Alors, à partir de là, à partir de cette première considération, je vais vous poser une première définition du symptôme pour justement marquer ce passage de l’être de filiation à l’être de symptôme. Le symptôme, c’est un phénomène de corps. Pour autant que pour tout un chacun, il n’y a de symptôme que parce qu’il y a l’incorporation de l’Autre. Donc, on est toujours dans un phénomène de corps. Ça ne veut pas dire un phénomène forcément biologique. Non, mais c’est le fait qu’il y a cette incorporation de l’Autre qui produit notre corps pulsionnel et c’est à partir de là qu’on peut penser le symptôme. C’est le problème qui est très complexe, et je signale au passage qui est très complexe y compris chez Lacan, de l’identification primaire. Et donc le symptôme émerge une fois que vous en avez fini finalement avec votre être de filiation, à partir du moment où il y a un point de défaut qui se manifeste concernant justement votre être de filiation. C’est-à-dire qu’à partir du moment où l’être de filiation se retrouve en face d’un trou, là il y a un point de défaut et c’est dans ce point de défaut que le symptôme émerge. Donc, il émerge toujours. Autrement dit, c’est comme ça que je présenterai la chose, à ce point-là, à ce point de défaut où l’être de filiation, on ne peut pas aller au-delà, le réel du corps, je vais utiliser cette formule, le réel du corps pense et se dit « comment vais-je arriver à faire savoir à cet acharné du généalogique qu’est l’analysant, on peut dire, un obsédé du généalogique qu’il y a autre chose que papa – maman ? ». Voilà, la question du symptôme, elle est là.
Je pourrais m’arrêter là, mais je vais quand même continuer un petit peu. Je ne pourrai pas aller jusqu’au bout, bien sûr. Un des paradigmes de la chose, c’est le symptôme hystérique. Relisez les études sur l’hystérie qui sont quand même des choses extraordinaires. Prenez le cas d’Élisabeth V.R., vous vous souvenez de la configuration. La sœur meurt, le beau-frère se retrouve libre puisqu’il est veuf. Il plaît à la sœur. Elle ne veut pas le savoir et la conséquence, il y a naissance d’un symptôme de conversion. Alors, je trouve que, comme vous le remarquez sans doute, ce symptôme-là ne se coule pas entièrement dans ce que je viens de dire du symptôme en tant que se manifestant au défaut, le manque de l’être de filiation. Parce que ce qu’on peut se dire, c’est que tout simplement, si la sœur avait demandé le beau-frère veuf en mariage, il n’y aurait pas eu le symptôme.
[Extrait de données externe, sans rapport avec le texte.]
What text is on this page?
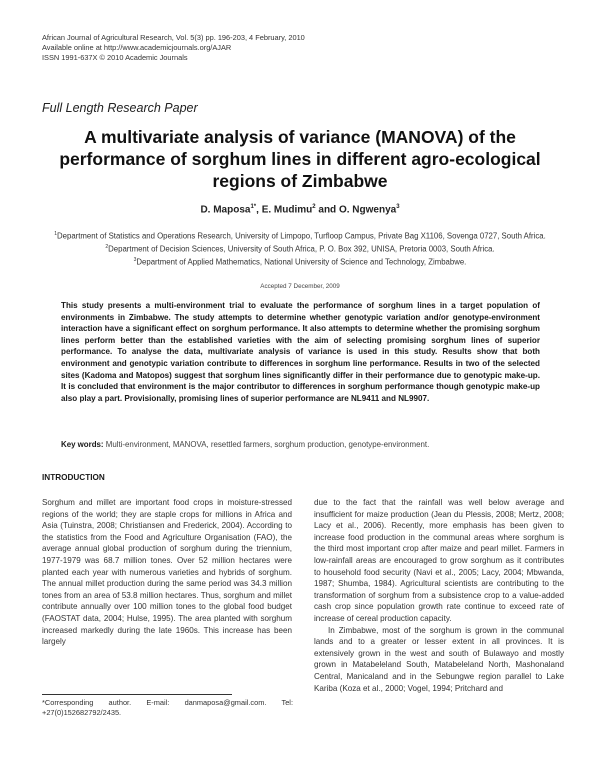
African Journal of Agricultural Research, Vol. 5(3) pp. 196-203, 4 February, 2010
Available online at http://www.academicjournals.org/AJAR
ISSN 1991-637X © 2010 Academic Journals
Full Length Research Paper
A multivariate analysis of variance (MANOVA) of the performance of sorghum lines in different agro-ecological regions of Zimbabwe
D. Maposa$^{1*}$, E. Mudimu$^2$ and O. Ngwenya$^3$
$^1$Department of Statistics and Operations Research, University of Limpopo, Turfloop Campus, Private Bag X1106, Sovenga 0727, South Africa.
$^2$Department of Decision Sciences, University of South Africa, P. O. Box 392, UNISA, Pretoria 0003, South Africa.
$^3$Department of Applied Mathematics, National University of Science and Technology, Zimbabwe.
Accepted 7 December, 2009
This study presents a multi-environment trial to evaluate the performance of sorghum lines in a target population of environments in Zimbabwe. The study attempts to determine whether genotypic variation and/or genotype-environment interaction have a significant effect on sorghum performance. It also attempts to determine whether the promising sorghum lines perform better than the established varieties with the aim of selecting promising sorghum lines of superior performance. To analyse the data, multivariate analysis of variance is used in this study. Results show that both environment and genotypic variation contribute to differences in sorghum line performance. Results in two of the selected sites (Kadoma and Matopos) suggest that sorghum lines significantly differ in their performance due to genotypic make-up. It is concluded that environment is the major contributor to differences in sorghum performance though genotypic make-up also play a part. Provisionally, promising lines of superior performance are NL9411 and NL9907.
Key words: Multi-environment, MANOVA, resettled farmers, sorghum production, genotype-environment.
INTRODUCTION

Sorghum and millet are important food crops in moisture-stressed regions of the world; they are staple crops for millions in Africa and Asia (Tuinstra, 2008; Christiansen and Frederick, 2004). According to the statistics from the Food and Agriculture Organisation (FAO), the average annual global production of sorghum during the triennium, 1977-1979 was 68.7 million tones. Over 52 million hectares were planted each year with numerous varieties and hybrids of sorghum. The annual millet production during the same period was 34.3 million tones from an area of 53.8 million hectares. Thus, sorghum and millet contribute annually over 100 million tones to the global food budget (FAOSTAT data, 2004; Hulse, 1995). The area planted with sorghum increased markedly during the late 1960s. This increase has been largely

due to the fact that the rainfall was well below average and insufficient for maize production (Jean du Plessis, 2008; Mertz, 2008; Lacy et al., 2006). Recently, more emphasis has been given to increase food production in the communal areas where sorghum is the third most important crop after maize and pearl millet. Farmers in low-rainfall areas are encouraged to grow sorghum as it contributes to household food security (Navi et al., 2005; Lacy, 2004; Mbwanda, 1987; Shumba, 1984). Agricultural scientists are contributing to the transformation of sorghum from a subsistence crop to a value-added cash crop since population growth rate continue to exceed rate of increase of cereal production capacity.

In Zimbabwe, most of the sorghum is grown in the communal lands and to a greater or lesser extent in all provinces. It is extensively grown in the west and south of Bulawayo and mostly grown in Matabeleland South, Matabeleland North, Mashonaland Central, Manicaland and in the Sebungwe region parallel to Lake Kariba (Koza et al., 2000; Vogel, 1994; Pritchard and

*Corresponding author. E-mail: danmaposa@gmail.com. Tel: +27(0)152682792/2435.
C’est-à-dire qu’elle aurait en quelque sorte aboli son symptôme, enfin empêché son symptôme de se manifester en s’inscrivant dans un être de filiation. Donc, l’exemple est intéressant quand même de ce point de vue. Autrement dit, à ma place, c’est ce que pourrait dire Élisabeth, le symptôme dit ce que je ne peux pas dire et que je ne sais pas, mais que le symptôme sait, à savoir, s’adressant à son beau-frère : je t’aime. La jambe qui traine de la pauvre Élisabeth, c’est un message qu’elle adresse à son beau-frère, sauf que le beau-frère apparemment n’est pas tout à fait capable de traduire correctement ce message pourtant parfaitement clair : je t’aime. Alors simplement, on voit bien que dans ce sens-là, comme le rêve, puisque c’est aussi une formation de l’inconscient, le symptôme se sert du rébus. Après tout, nous pourrions imaginer, vous voulez traduire, vous voulez envoyer un message sous forme de rébus à quelqu’un que vous aimez. Pourquoi ne pas lui dessiner une jambe dont on voit qu’elle est un peu paralysée, en forme de dessin. Je suppose que vous en êtes capables. Donc, on a vraiment le rébus là. Mais simplement, à la différence du rêve, le symptôme concerne l’éveillé. Sauf peut-être ce phénomène un peu particulier sur lequel Bernadette Etcheverry, je pense qu’elle est par là, avait dit quelque chose très juste une fois. Je ne sais même pas si vous vous en souvenez. Je ne sais plus ce que vous aviez dit, mais ça m’avait frappé. Vous aviez trouvé une explication du somnambulisme.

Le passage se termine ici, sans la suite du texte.